Нельзя говорить о русской религиозной философии, которая процветала в начале этого века, не упомянув имени Николая Бердяева (1874–1948). Прежде всего блестящий моралист и «экзистенциалист», Бердяев был великолепным критиком государственных институтов и идеологий. Лучше известный из–за философии человеческой свободы и его — ныне очень популярной — идеи тождества образа Божия в человеке со свободой, он тем не менее остался в части своих метафизических утверждений учеником не только Бемэ и немецкого идеализма, но и Соловьева. Этим объясняются бывшие у него трудности с объяснением идеи творения — общие для всех софиологов. Однако он видел начало человека не в субстанциональной и нетварной Премудрости, а в Свободе, которая онтологически первична даже по отношению к самому Богу. «Человек, — писал он, — есть чадо Божие и чадо свободы» [[212]]. «Начало свободы происходит не от Бога Отца, поскольку она предшествует бытию. Бог–Творец имеет абсолютную власть над бытием, но не над свободой» [[213]]. Так, по Бердяеву, корни человеческой личности уходят в Uhrgrund, предшествующий или превосходящий Самого Бога — теория, полностью порывающая с библейским откровением.

Споры о творении в том виде, в котором они представлены у Соловьева, Флоренского, Булгакова и Бердяева, возможно, наиболее интересный эпизод в истории православного богословия двадцатого века. Их самым блестящим и постоянным критиком были Георгий Флоровский и, немного на ином уровне, Владимир Лосский. В своей хорошо известной книге «Пути русского богословия» (Париж, 1937) Флоровский дал критику метафизики Владимира Соловьева. Но можно сказать, что практически все опубликованные в предвоенный период труды Флоровского по греческой патристике направлены против софиологических постулатов его более старшего коллеги по Парижскому Богословскому Институту Сергия Булгакова [[214]]. Однако имя Булгакова нигде в этих работах прямо не названо. Лосский, соглашаясь с основными положительными утверждениями «неопатристического синтеза» Флоровского напротив критиковал софиологию открыто. По поводу идеи творения оба они: и Флоровский и Лосский — просто повторяли мнение святителя Афанасия как противоположное Оригену, о чем мы говорили выше.

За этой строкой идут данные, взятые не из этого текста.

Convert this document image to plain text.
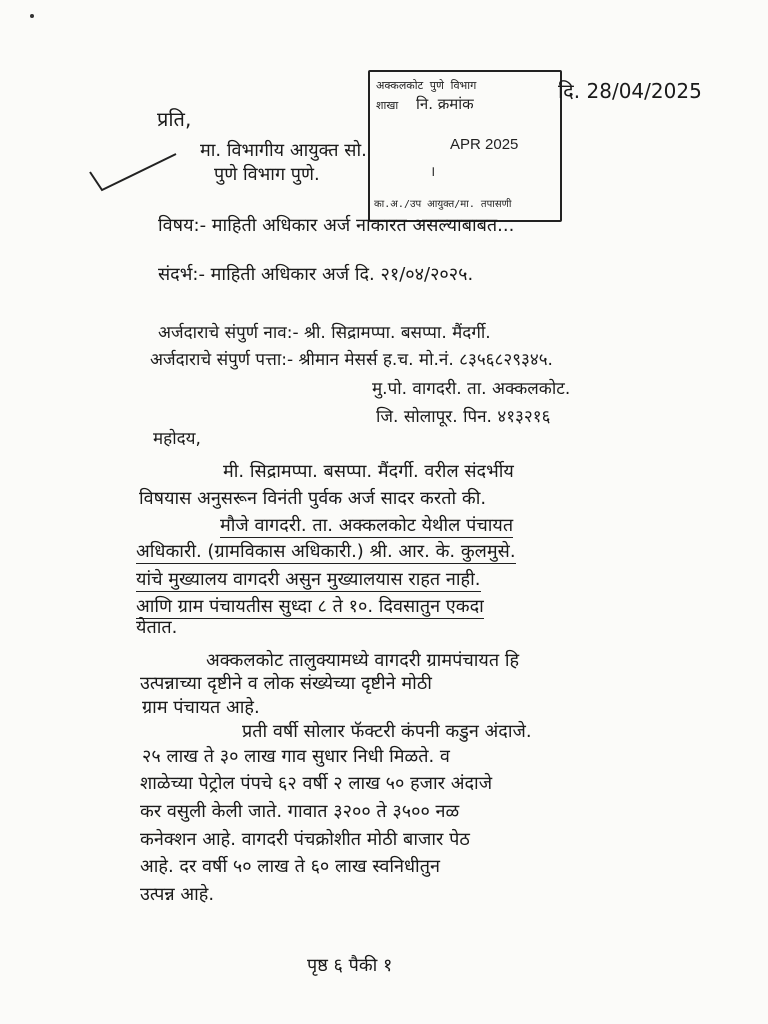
अक्कलकोट पुणे विभाग
शाखा नि. क्रमांक
APR 2025
।
का.अ./उप आयुक्त/मा. तपासणी
दि. 28/04/2025
प्रति,
मा. विभागीय आयुक्त सो.
पुणे विभाग पुणे.
विषय:- माहिती अधिकार अर्ज नाकारत असल्याबाबत...
संदर्भ:- माहिती अधिकार अर्ज दि. २१/०४/२०२५.
अर्जदाराचे संपुर्ण नाव:- श्री. सिद्रामप्पा. बसप्पा. मैंदर्गी.
अर्जदाराचे संपुर्ण पत्ता:- श्रीमान मेसर्स ह.च. मो.नं. ८३५६८२९३४५.
मु.पो. वागदरी. ता. अक्कलकोट.
जि. सोलापूर. पिन. ४१३२१६
महोदय,
मी. सिद्रामप्पा. बसप्पा. मैंदर्गी. वरील संदर्भीय
विषयास अनुसरून विनंती पुर्वक अर्ज सादर करतो की.
मौजे वागदरी. ता. अक्कलकोट येथील पंचायत
अधिकारी. (ग्रामविकास अधिकारी.) श्री. आर. के. कुलमुसे.
यांचे मुख्यालय वागदरी असुन मुख्यालयास राहत नाही.
आणि ग्राम पंचायतीस सुध्दा ८ ते १०. दिवसातुन एकदा
येतात.
अक्कलकोट तालुक्यामध्ये वागदरी ग्रामपंचायत हि
उत्पन्नाच्या दृष्टीने व लोक संख्येच्या दृष्टीने मोठी
ग्राम पंचायत आहे.
प्रती वर्षी सोलार फॅक्टरी कंपनी कडुन अंदाजे.
२५ लाख ते ३० लाख गाव सुधार निधी मिळते. व
शाळेच्या पेट्रोल पंपचे ६२ वर्षी २ लाख ५० हजार अंदाजे
कर वसुली केली जाते. गावात ३२०० ते ३५०० नळ
कनेक्शन आहे. वागदरी पंचक्रोशीत मोठी बाजार पेठ
आहे. दर वर्षी ५० लाख ते ६० लाख स्वनिधीतुन
उत्पन्न आहे.
पृष्ठ ६ पैकी १
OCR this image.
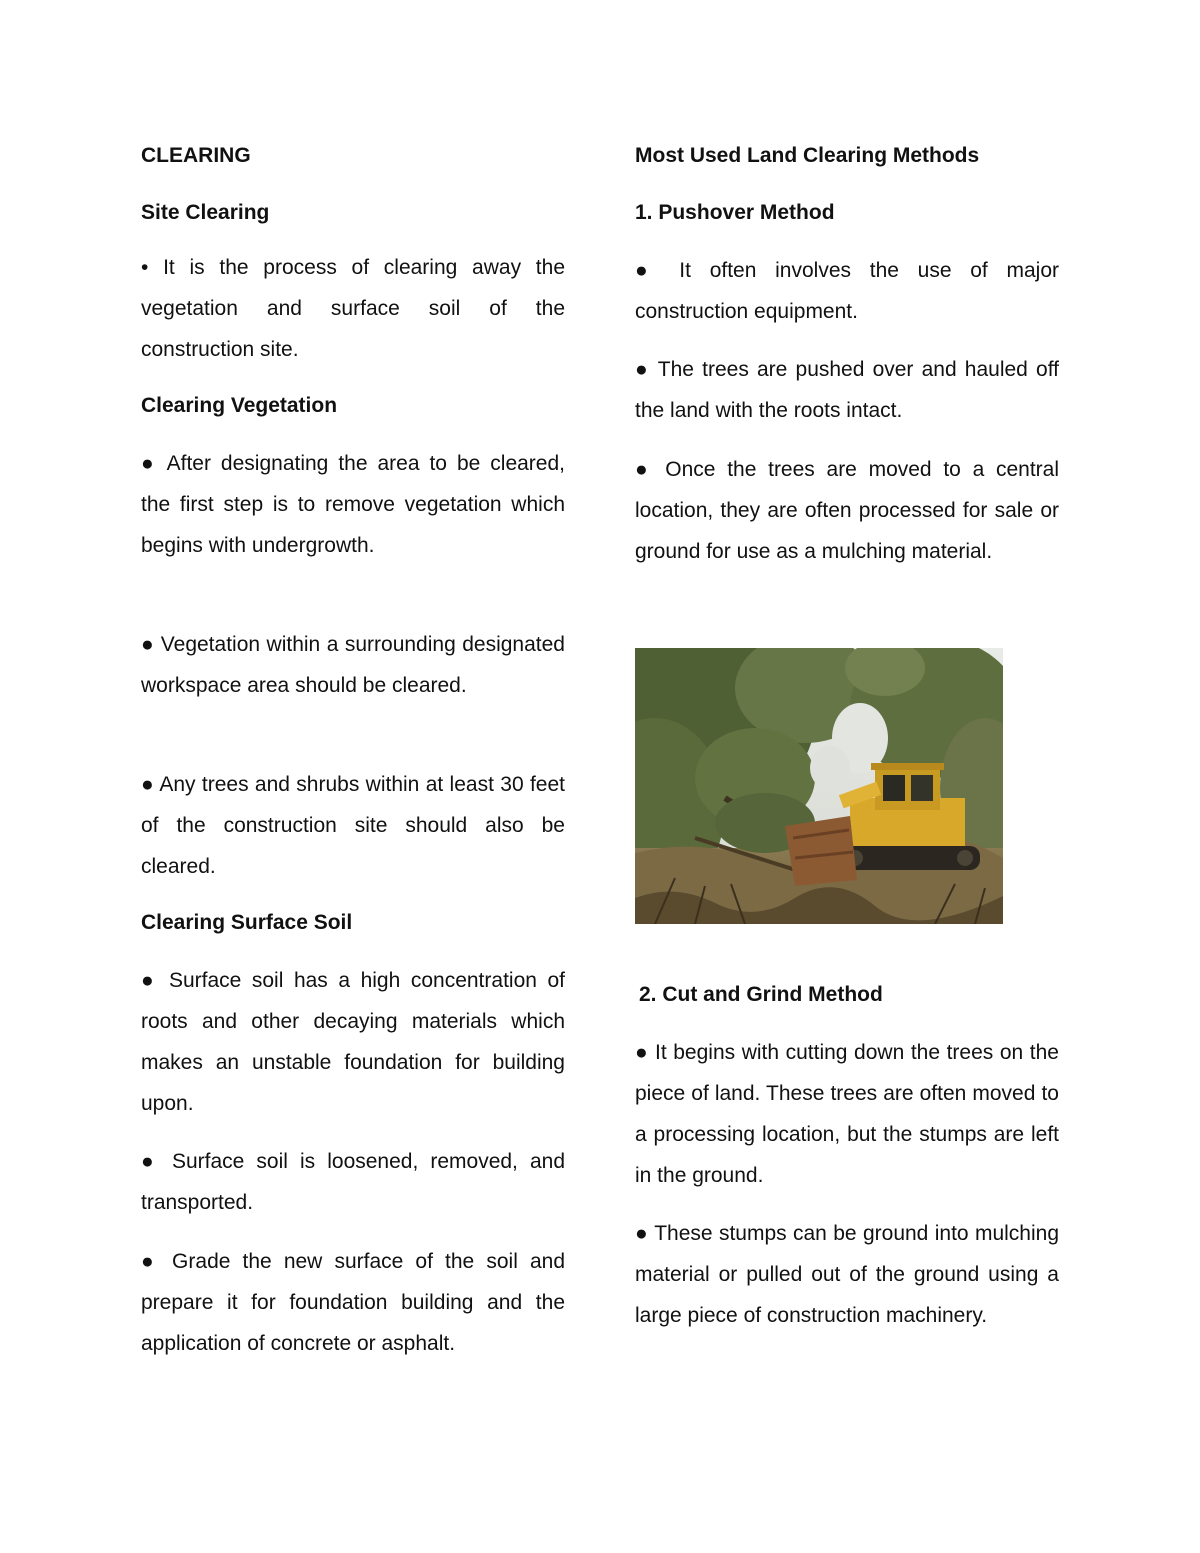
CLEARING
Site Clearing

• It is the process of clearing away the vegetation and surface soil of the construction site.

Clearing Vegetation

● After designating the area to be cleared, the first step is to remove vegetation which begins with undergrowth.

● Vegetation within a surrounding designated workspace area should be cleared.

● Any trees and shrubs within at least 30 feet of the construction site should also be cleared.

Clearing Surface Soil

● Surface soil has a high concentration of roots and other decaying materials which makes an unstable foundation for building upon.

● Surface soil is loosened, removed, and transported.

● Grade the new surface of the soil and prepare it for foundation building and the application of concrete or asphalt.

Most Used Land Clearing Methods
1. Pushover Method

● It often involves the use of major construction equipment.

● The trees are pushed over and hauled off the land with the roots intact.

● Once the trees are moved to a central location, they are often processed for sale or ground for use as a mulching material.

2. Cut and Grind Method

● It begins with cutting down the trees on the piece of land. These trees are often moved to a processing location, but the stumps are left in the ground.

● These stumps can be ground into mulching material or pulled out of the ground using a large piece of construction machinery.
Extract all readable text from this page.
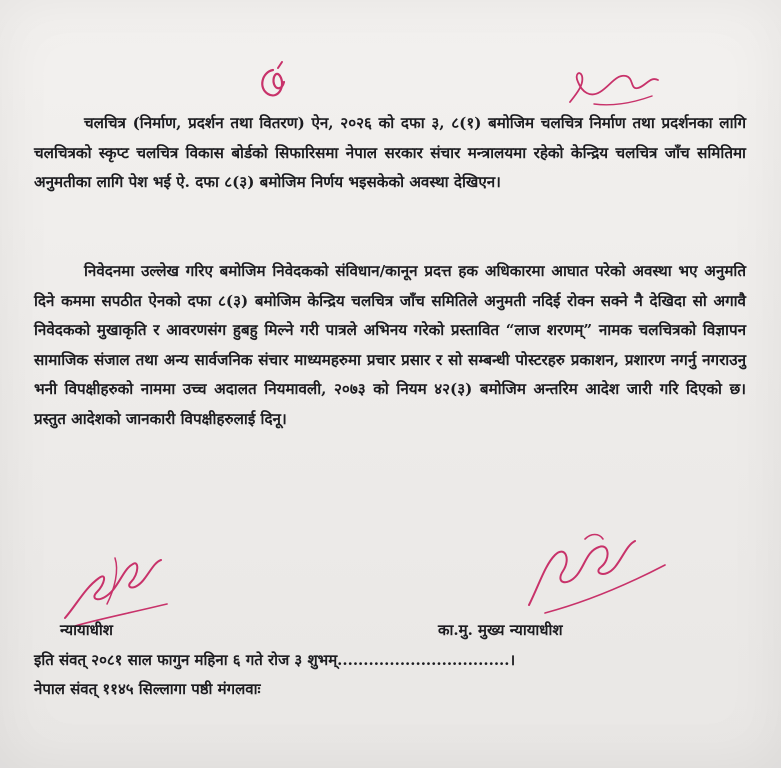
चलचित्र (निर्माण, प्रदर्शन तथा वितरण) ऐन, २०२६ को दफा ३, ८(१) बमोजिम चलचित्र निर्माण तथा प्रदर्शनका लागि चलचित्रको स्कृप्ट चलचित्र विकास बोर्डको सिफारिसमा नेपाल सरकार संचार मन्त्रालयमा रहेको केन्द्रिय चलचित्र जाँच समितिमा अनुमतीका लागि पेश भई ऐ. दफा ८(३) बमोजिम निर्णय भइसकेको अवस्था देखिएन।
निवेदनमा उल्लेख गरिए बमोजिम निवेदकको संविधान/कानून प्रदत्त हक अधिकारमा आघात परेको अवस्था भए अनुमति दिने कममा सपठीत ऐनको दफा ८(३) बमोजिम केन्द्रिय चलचित्र जाँच समितिले अनुमती नदिई रोक्न सक्ने नै देखिदा सो अगावै निवेदकको मुखाकृति र आवरणसंग हुबहु मिल्ने गरी पात्रले अभिनय गरेको प्रस्तावित “लाज शरणम्” नामक चलचित्रको विज्ञापन सामाजिक संजाल तथा अन्य सार्वजनिक संचार माध्यमहरुमा प्रचार प्रसार र सो सम्बन्धी पोस्टरहरु प्रकाशन, प्रशारण नगर्नु नगराउनु भनी विपक्षीहरुको नाममा उच्च अदालत नियमावली, २०७३ को नियम ४२(३) बमोजिम अन्तरिम आदेश जारी गरि दिएको छ। प्रस्तुत आदेशको जानकारी विपक्षीहरुलाई दिनू।
न्यायाधीश	का.मु. मुख्य न्यायाधीश
इति संवत् २०८१ साल फागुन महिना ६ गते रोज ३ शुभम्.................................।
नेपाल संवत् ११४५ सिल्लागा पष्ठी मंगलवाः
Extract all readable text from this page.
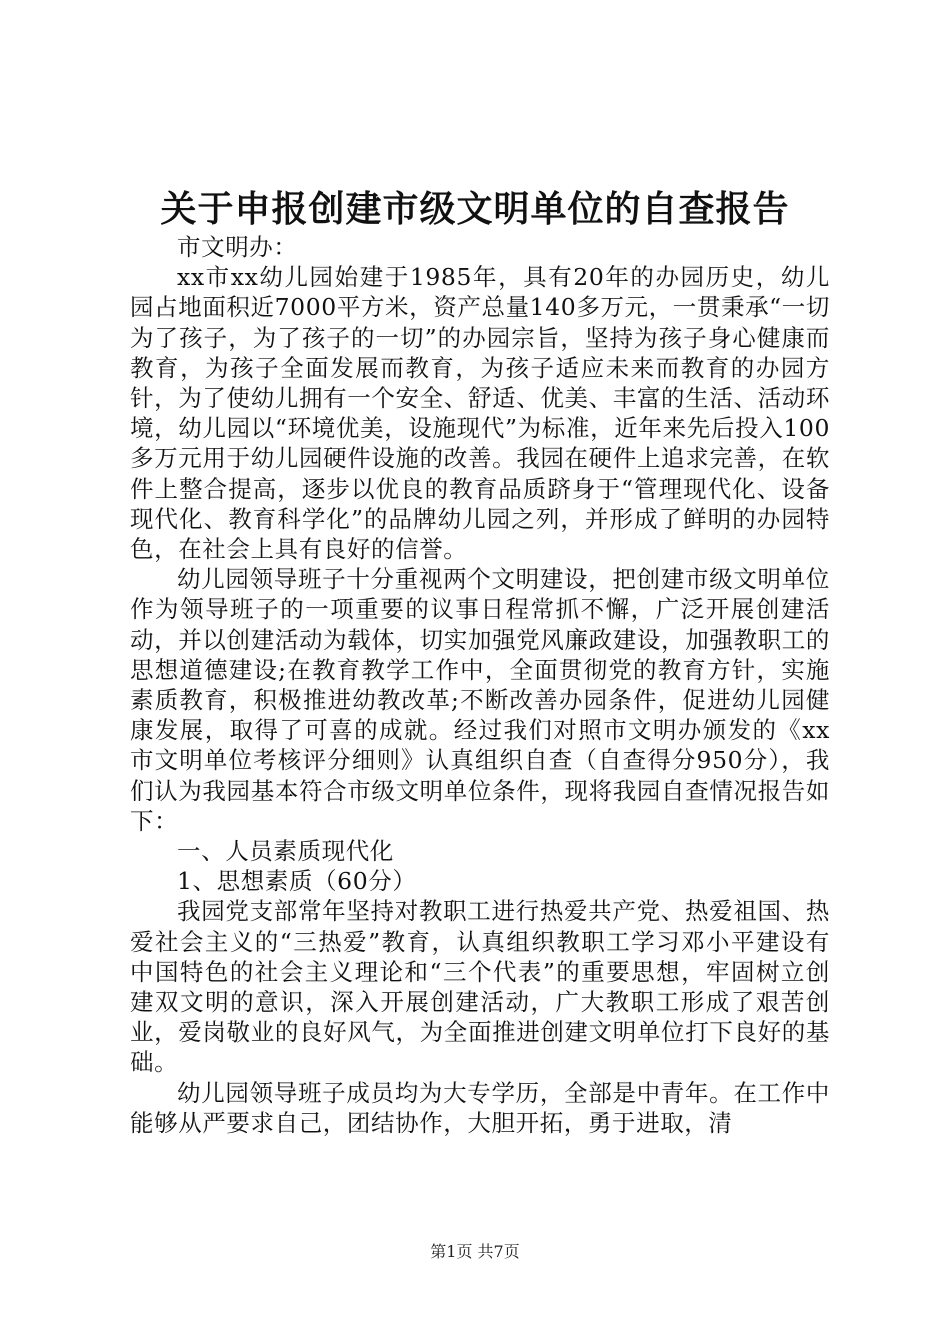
关于申报创建市级文明单位的自查报告

市文明办：

xx市xx幼儿园始建于1985年，具有20年的办园历史，幼儿园占地面积近7000平方米，资产总量140多万元，一贯秉承“一切为了孩子，为了孩子的一切”的办园宗旨，坚持为孩子身心健康而教育，为孩子全面发展而教育，为孩子适应未来而教育的办园方针，为了使幼儿拥有一个安全、舒适、优美、丰富的生活、活动环境，幼儿园以“环境优美，设施现代”为标准，近年来先后投入100多万元用于幼儿园硬件设施的改善。我园在硬件上追求完善，在软件上整合提高，逐步以优良的教育品质跻身于“管理现代化、设备现代化、教育科学化”的品牌幼儿园之列，并形成了鲜明的办园特色，在社会上具有良好的信誉。

幼儿园领导班子十分重视两个文明建设，把创建市级文明单位作为领导班子的一项重要的议事日程常抓不懈，广泛开展创建活动，并以创建活动为载体，切实加强党风廉政建设，加强教职工的思想道德建设;在教育教学工作中，全面贯彻党的教育方针，实施素质教育，积极推进幼教改革;不断改善办园条件，促进幼儿园健康发展，取得了可喜的成就。经过我们对照市文明办颁发的《xx市文明单位考核评分细则》认真组织自查（自查得分950分），我们认为我园基本符合市级文明单位条件，现将我园自查情况报告如下：

一、人员素质现代化

1、思想素质（60分）

我园党支部常年坚持对教职工进行热爱共产党、热爱祖国、热爱社会主义的“三热爱”教育，认真组织教职工学习邓小平建设有中国特色的社会主义理论和“三个代表”的重要思想，牢固树立创建双文明的意识，深入开展创建活动，广大教职工形成了艰苦创业，爱岗敬业的良好风气，为全面推进创建文明单位打下良好的基础。

幼儿园领导班子成员均为大专学历，全部是中青年。在工作中能够从严要求自己，团结协作，大胆开拓，勇于进取，清

第1页 共7页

Среди современных православных богословов софиологическое направление практически не имеет последователей, тогда как «неопатристика» Флоровского и Лосского открыто преобладает. Это однако не означает, что современное православное богословие ограничено только историческими и святоотеческими исследованиями. Мысль румынского богослова Димитрия Станелое, который недавно стал лучше известным и довольно влиятельным, имеет своей основой постоянный диалог с современной, и в частности с экзистенциалистской, философией. Станилое особенно часто обращается к персоналистскому подходу к Богу — если творение есть результат Божественной «благости», то оно может быть только результатом межличностной любви Трех Лиц Святой Троицы, которая проявляется ad extra [[215]] в творческих энергиях. В самом деле, «благость» не может быть отождествлена ни с Божественной природой, поскольку она трансцендетна, ни с субстанциональной и статической реальностью, которая ограничивала бы Божественное бытие. Божественное всемогущество может быть результатом лишь абсолютной свободы личного Бога [[216]]. Аналогичный пресоналистический подход к пониманию творческого акта находится и в работах греческого богослова Х. Яннараса [[217]]. Эти современные точки зрения неотделимы от богословия святителя Григория Паламы и его различения между, с одной стороны, непознаваемой и трансцендентной Божественной природой и, с другой, «нетварными энергиями» Триединого Бога. И поскольку Божественные Личности, или Ипостаси, понимаются не просто как выражение Божественной природы (или «внутренних отношений» в Боге), Божественные действия можно назвать вольными, а акт творения не является неким «необходимым» отблеском Божественной природы, но результатом всемогущей Божественной воли.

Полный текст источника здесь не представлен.